BAŞKAN Recep Tayyip Erdoğan, Türk Devlet Aklı, "Denizlere hakim olan dünyaya hakim olur" mottosu ile Türk Deniz stratejisini çeşitlendiriyor. Türkiye'nin askeri varlığının bulunduğu ülkeler:
KATAR: Türkiye, Katar'da 2 askeri üssü kurmuş durumda.
SOMALİ: Türk askeri Somali'de iki kapsamda vazife alıyor.
KKTC: Türk tarafında askeri varlığı bulunuyor. Hava ve deniz üssü çalışmaları sürüyor.
LİBYA: Vatiyye Hava Üssü ve Mısrata Deniz Üssü, Libya'nın geleceğini koruyan kalkanlar olarak görevde.
CİBUTİ: Kızıldeniz'de hazırlık tamam.
SUDAN SEVAKİN ADASI: 99 yıllığına Türkiye tahsis edildi.
IRAK: Türkiye'nin ülkede çeşitli şehirlerde askeri üsleri bulunuyor.
Bunlardan öne çıkanı Başika Üssü.
SURİYE: Türk Ordusu, en son Barış Pınarı Harekatı'ndan sonra Türkiye Suriye'de sınırlarına yakın geniş bir alanı kontrol ediyor.
AFGANİSTAN: BM kararıyla NATO misyonu çerçevesinde görev yapıyor.

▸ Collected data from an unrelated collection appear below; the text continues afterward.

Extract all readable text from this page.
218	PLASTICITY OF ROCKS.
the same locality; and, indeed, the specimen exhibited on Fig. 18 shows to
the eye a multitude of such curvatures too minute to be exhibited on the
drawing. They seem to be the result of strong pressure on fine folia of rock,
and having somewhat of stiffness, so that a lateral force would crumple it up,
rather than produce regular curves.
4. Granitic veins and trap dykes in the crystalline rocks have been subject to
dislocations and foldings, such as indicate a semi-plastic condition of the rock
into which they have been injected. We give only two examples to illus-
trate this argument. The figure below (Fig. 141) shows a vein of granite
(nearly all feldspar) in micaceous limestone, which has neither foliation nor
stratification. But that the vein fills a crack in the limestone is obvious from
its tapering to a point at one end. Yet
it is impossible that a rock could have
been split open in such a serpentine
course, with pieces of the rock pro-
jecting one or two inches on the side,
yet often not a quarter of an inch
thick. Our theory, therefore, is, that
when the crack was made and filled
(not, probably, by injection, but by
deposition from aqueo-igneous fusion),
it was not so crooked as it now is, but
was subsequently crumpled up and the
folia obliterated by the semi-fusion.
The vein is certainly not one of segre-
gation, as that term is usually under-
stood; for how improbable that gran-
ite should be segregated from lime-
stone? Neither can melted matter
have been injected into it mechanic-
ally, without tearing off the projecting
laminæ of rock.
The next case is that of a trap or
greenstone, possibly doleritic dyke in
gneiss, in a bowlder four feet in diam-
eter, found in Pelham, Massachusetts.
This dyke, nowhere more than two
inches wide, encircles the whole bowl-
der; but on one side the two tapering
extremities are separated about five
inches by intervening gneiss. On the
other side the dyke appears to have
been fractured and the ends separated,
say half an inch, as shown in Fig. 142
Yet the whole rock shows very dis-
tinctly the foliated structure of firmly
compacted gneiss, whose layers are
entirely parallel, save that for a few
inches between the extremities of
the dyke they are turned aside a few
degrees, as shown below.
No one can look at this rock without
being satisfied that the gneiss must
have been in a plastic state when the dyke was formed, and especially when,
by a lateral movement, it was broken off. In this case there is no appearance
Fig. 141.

BOSNA HERSEK: Uluslararası Barış Gücü olarak barış ve istikrarın sağlanması için bulunuyor.
KOSAVA: Türk askerinin Kosova'daki başlıca vazifesi; Kosova Güvenlik Kuvvetlerinin gelişmesine destek sağlamak.
AZERBAYCAN: Bakü'deki Sherg Garnizonu'nda yer alan bazı binalar ile Sumgayıt şehrindeki Nasosnaya Hava Üssü'nde bulunan bir terminal TSK'nın kullanımına tahsis edildi.

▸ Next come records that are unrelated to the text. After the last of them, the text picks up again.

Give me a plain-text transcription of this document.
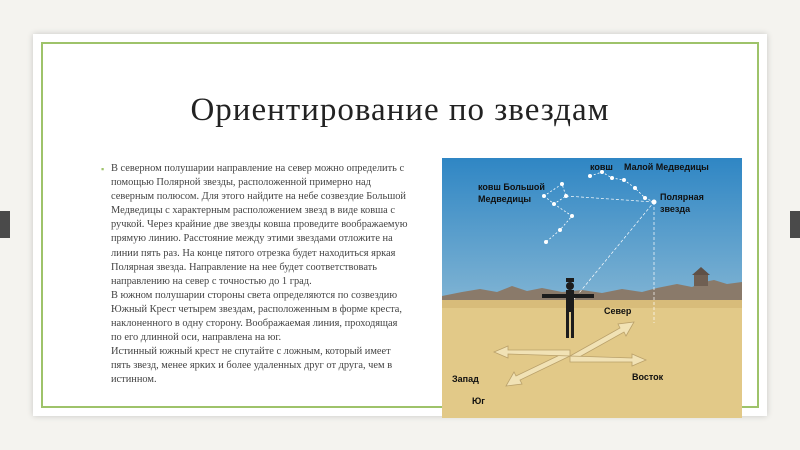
Ориентирование по звездам
▪ В северном полушарии направление на север можно определить с

помощью Полярной звезды, расположенной примерно над

северным полюсом. Для этого найдите на небе созвездие Большой

Медведицы с характерным расположением звезд в виде ковша с

ручкой. Через крайние две звезды ковша проведите воображаемую

прямую линию. Расстояние между этими звездами отложите на

линии пять раз. На конце пятого отрезка будет находиться яркая

Полярная звезда. Направление на нее будет соответствовать

направлению на север с точностью до 1 град.

В южном полушарии стороны света определяются по созвездию

Южный Крест четырем звездам, расположенным в форме креста,

наклоненного в одну сторону. Воображаемая линия, проходящая

по его длинной оси, направлена на юг.

Истинный южный крест не спутайте с ложным, который имеет

пять звезд, менее ярких и более удаленных друг от друга, чем в

истинном.

ковш Малой Медведицы
ковш Большой
Медведицы	Полярная
звезда
Север
Восток
Запад
Юг
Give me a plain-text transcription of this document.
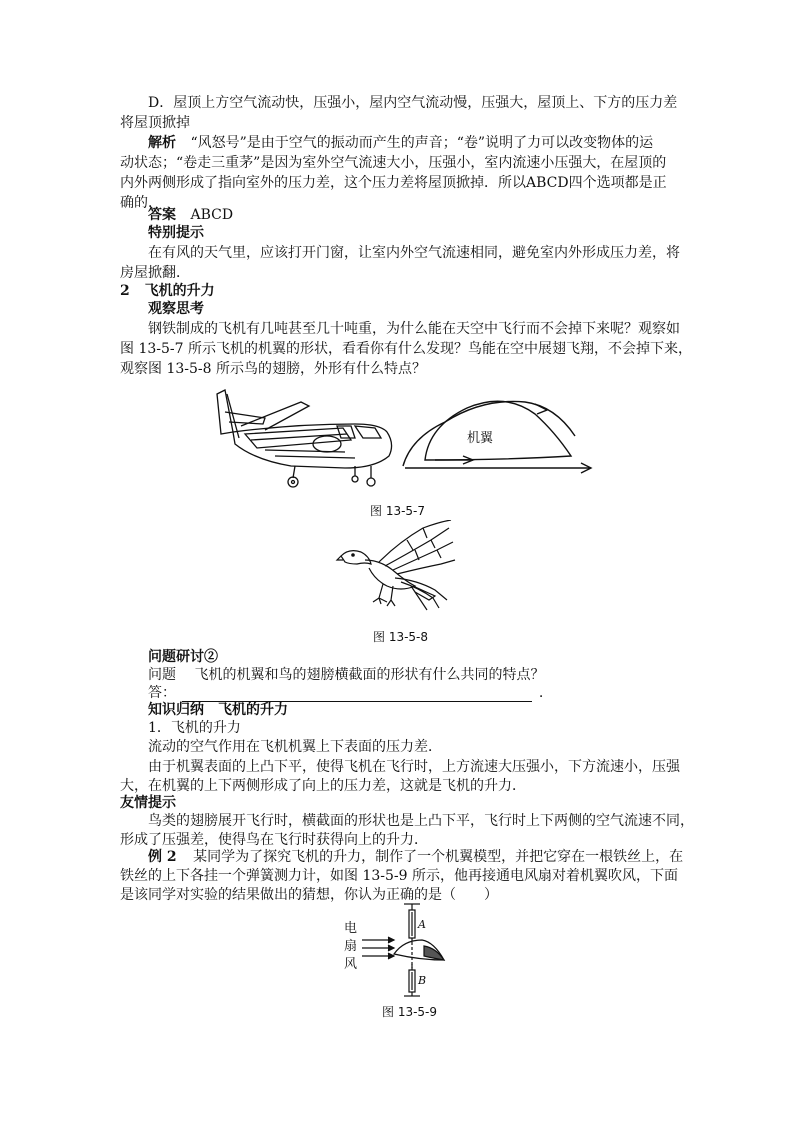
D．屋顶上方空气流动快，压强小，屋内空气流动慢，压强大，屋顶上、下方的压力差
将屋顶掀掉
解析 “风怒号”是由于空气的振动而产生的声音；“卷”说明了力可以改变物体的运
动状态；“卷走三重茅”是因为室外空气流速大小，压强小，室内流速小压强大，在屋顶的
内外两侧形成了指向室外的压力差，这个压力差将屋顶掀掉．所以ABCD四个选项都是正
确的．
答案 ABCD
特别提示
在有风的天气里，应该打开门窗，让室内外空气流速相同，避免室内外形成压力差，将
房屋掀翻．
2 飞机的升力
观察思考
钢铁制成的飞机有几吨甚至几十吨重，为什么能在天空中飞行而不会掉下来呢？观察如
图 13-5-7 所示飞机的机翼的形状，看看你有什么发现？鸟能在空中展翅飞翔，不会掉下来，
观察图 13-5-8 所示鸟的翅膀，外形有什么特点？
机翼
图 13-5-7
图 13-5-8
问题研讨②
问题 飞机的机翼和鸟的翅膀横截面的形状有什么共同的特点？
答：	.
知识归纳　飞机的升力
1．飞机的升力
流动的空气作用在飞机机翼上下表面的压力差．
由于机翼表面的上凸下平，使得飞机在飞行时，上方流速大压强小，下方流速小，压强
大，在机翼的上下两侧形成了向上的压力差，这就是飞机的升力．
友情提示
鸟类的翅膀展开飞行时，横截面的形状也是上凸下平，飞行时上下两侧的空气流速不同，
形成了压强差，使得鸟在飞行时获得向上的升力．
例 2 某同学为了探究飞机的升力，制作了一个机翼模型，并把它穿在一根铁丝上，在
铁丝的上下各挂一个弹簧测力计，如图 13-5-9 所示，他再接通电风扇对着机翼吹风，下面
是该同学对实验的结果做出的猜想，你认为正确的是（　　）
电
扇
风
A
B
图 13-5-9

ARNAVUTLUK: Savunma işbirliği kapsamında kurulan üs Adriyatik kıyısındaki Avlonya (Vlore) şehrinde Paşa Limanı'nda, 20 dönüm arazi üzerine kuruludur.
LÜBNAN: Türk askeri Lübnan'da Birleşmiş Milletler kapsamında görev yapıyor.
MALİ: Türk askeri BM kararıyla görev yapıyor.
ORTA AFRİKA
CUMHURİYETİ: TSK BM bünyesinde bulunuyor.
SONUÇ: ABD'nin yanı sıra Fransa'nın Çad, Fildişi Sahilleri, Cibuti ve Gabon'da; Birleşik Krallık'ın Kenya'da; BAE'nin Eritre, Libya ve Somali'de; Almanya'nın Nijer'de;
Suudi Arabistan, Japonya ve Çin'in Cibuti'de; Hindistan'ın Madagaskar ve Seyşeller'de ve Türkiye'nin Somali'de askeri üssü bulunuyor. Türkiye hiçbir şekilde kıta ülkelerinin iç işlerine müdahil olmadığı gibi, kıta ülkeleriyle olan ilişkilerinde (ABD ve bazı Batı ülkelerinin Afrika ile olan ilişkilerinde olduğu gibi) yukarıdan bakan bir üslupla ya da (Çin'in kıta ülkeleriyle olan ilişkilerinde olduğu gibi) uzun vadede Afrika'nın zenginliklerine ve kıtanın ekonomik, sosyal, siyasal, kültürel dokusuna zarar veren bir yaklaşımla hareket etmiyor; bilakis kıtaya "kazandırırken", kendisi de kıta ülkeleriyle kurduğu samimi ikili ilişkiler ve tarihsel tecrübelerinin ışığında "kazanma" arzusu taşıyor.